ALTIN HALKA 34-2 Yazdır E-posta

Seyyid Tâhâ hazretlerinin oğlu Seyyid Ubeydullah Efendi hacca gitmek istiyordu. Van'a geldi. Kendi kendine; "Arabistan'da babam Tâhâ-yı Hakkârî hazretlerini tanıyanlar çoktur. İlim sohbetleri olur. Yanımda büyük bir âlimin bulunması zarûrîdir. Buna lâyık ancak babamın halîfesi Seyyid Fehim hazretleridir." diye düşünerek onları berâber götürmek üzere Van'a dâvet etti. Seyyid Fehim hazretleri Van'a gelince; "Üstâdım birlikte hacca gidelim." dedi. Seyyid Fehim hazretleri özür beyân edip; "Mâlî ve bedenî durumum müsâid değildir." buyurdu. Seyyid Ubeydullah Efendi; "Mal ve para işi bana âittir. Bedenî durumunuzla ilgili olarak Mevlânâ Hâlid-i Bağdâdî hazretlerinin Dîvân'ına bakalım, ne çıkacak" dedi. Dîvân'ın bâzı sayfalarını açtıkları zaman Medîne-i münevvere ile ilgili beytler çıktı. Bunun üzerine karar verip birlikte hac yolculuğuna çıktılar. İstanbul'a geçip, Fâtih'teki Reşâdiye Oteline indiler. Onların İstanbul'a geldiklerini haber alan zamânın padişâhı Sultan İkinci Abdülhamîd Han, kendilerini saraya dâvet etti. Sarayda misâfir edip, ikrâm ve ihsânlarda bulundu.

Kendisi velî olan, âlim ve velîlere çok hürmet eden Sultan İkinci Abdülhamîd Han, Seyyid Fehim hazretlerinin sohbetlerinde bulunup, duâsını aldı. On iki gün kadar İstanbul'da misâfir ettikten sonra, Haydarpaşa'ya kadar merâsimle, törenle uğurladı.

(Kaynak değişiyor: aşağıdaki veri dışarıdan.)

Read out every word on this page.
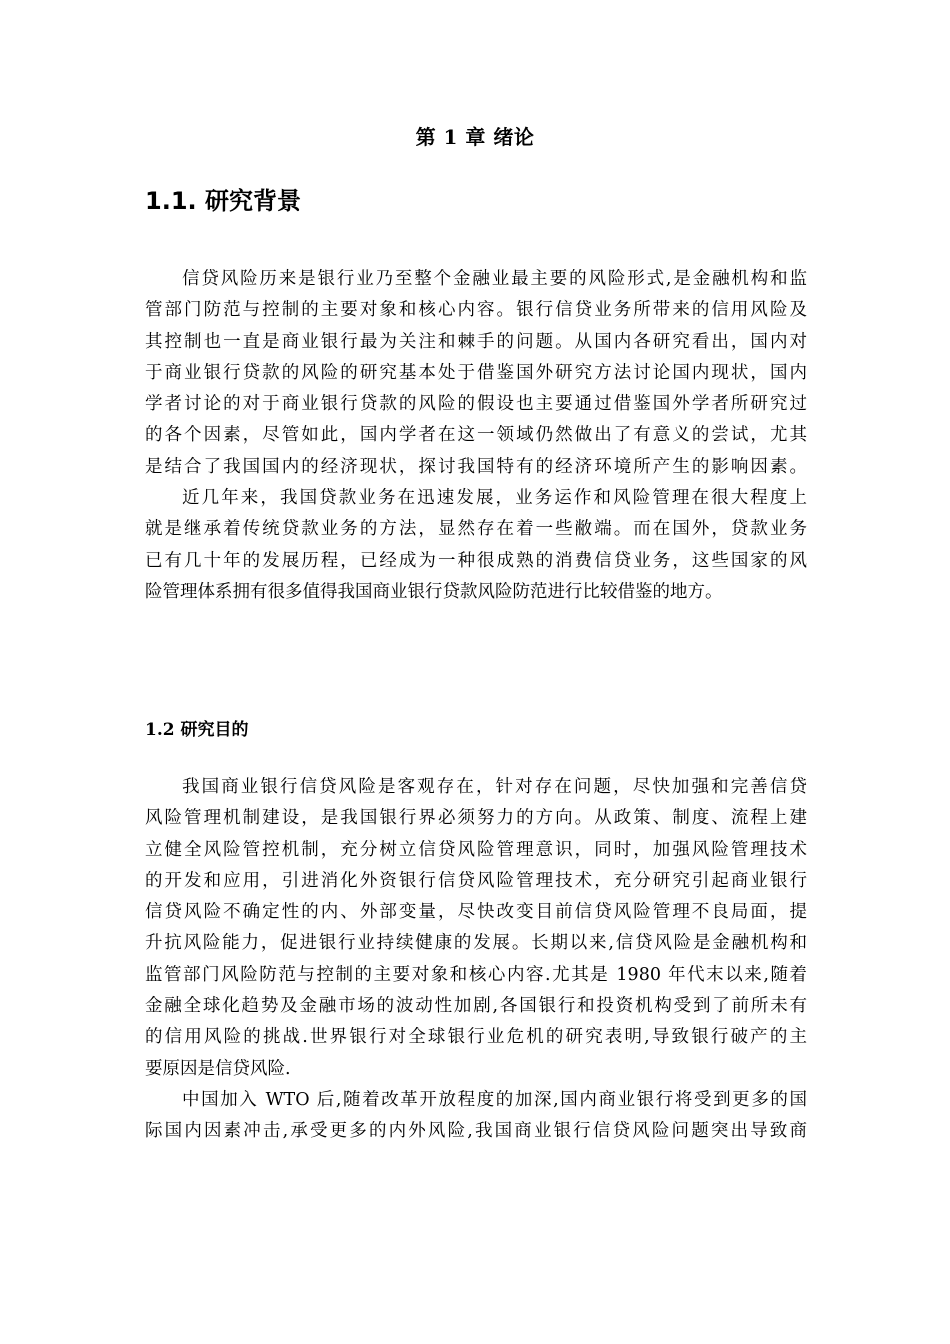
第 1 章 绪论
1.1. 研究背景
信贷风险历来是银行业乃至整个金融业最主要的风险形式,是金融机构和监
管部门防范与控制的主要对象和核心内容。银行信贷业务所带来的信用风险及
其控制也一直是商业银行最为关注和棘手的问题。从国内各研究看出，国内对
于商业银行贷款的风险的研究基本处于借鉴国外研究方法讨论国内现状，国内
学者讨论的对于商业银行贷款的风险的假设也主要通过借鉴国外学者所研究过
的各个因素，尽管如此，国内学者在这一领域仍然做出了有意义的尝试，尤其
是结合了我国国内的经济现状，探讨我国特有的经济环境所产生的影响因素。
近几年来，我国贷款业务在迅速发展，业务运作和风险管理在很大程度上
就是继承着传统贷款业务的方法，显然存在着一些敝端。而在国外，贷款业务
已有几十年的发展历程，已经成为一种很成熟的消费信贷业务，这些国家的风
险管理体系拥有很多值得我国商业银行贷款风险防范进行比较借鉴的地方。
1.2 研究目的
我国商业银行信贷风险是客观存在，针对存在问题，尽快加强和完善信贷
风险管理机制建设，是我国银行界必须努力的方向。从政策、制度、流程上建
立健全风险管控机制，充分树立信贷风险管理意识，同时，加强风险管理技术
的开发和应用，引进消化外资银行信贷风险管理技术，充分研究引起商业银行
信贷风险不确定性的内、外部变量，尽快改变目前信贷风险管理不良局面，提
升抗风险能力，促进银行业持续健康的发展。长期以来,信贷风险是金融机构和
监管部门风险防范与控制的主要对象和核心内容.尤其是 1980 年代末以来,随着
金融全球化趋势及金融市场的波动性加剧,各国银行和投资机构受到了前所未有
的信用风险的挑战.世界银行对全球银行业危机的研究表明,导致银行破产的主
要原因是信贷风险.
中国加入 WTO 后,随着改革开放程度的加深,国内商业银行将受到更多的国
际国内因素冲击,承受更多的内外风险,我国商业银行信贷风险问题突出导致商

Seyyid Fehim hazretleri ve Seyyid Ubeydullah Efendi vapurla Mısır'a gittiler. Oradaki âlim ve velîler ile görüşüp sohbette bulundular. O devrin önemli ilim merkezlerinden olan Ezher Medresesinden yetişen âlimler, Seyyid Fehim hazretlerinin ilim ve fazîletteki üstünlüğünü kabûl ettiler.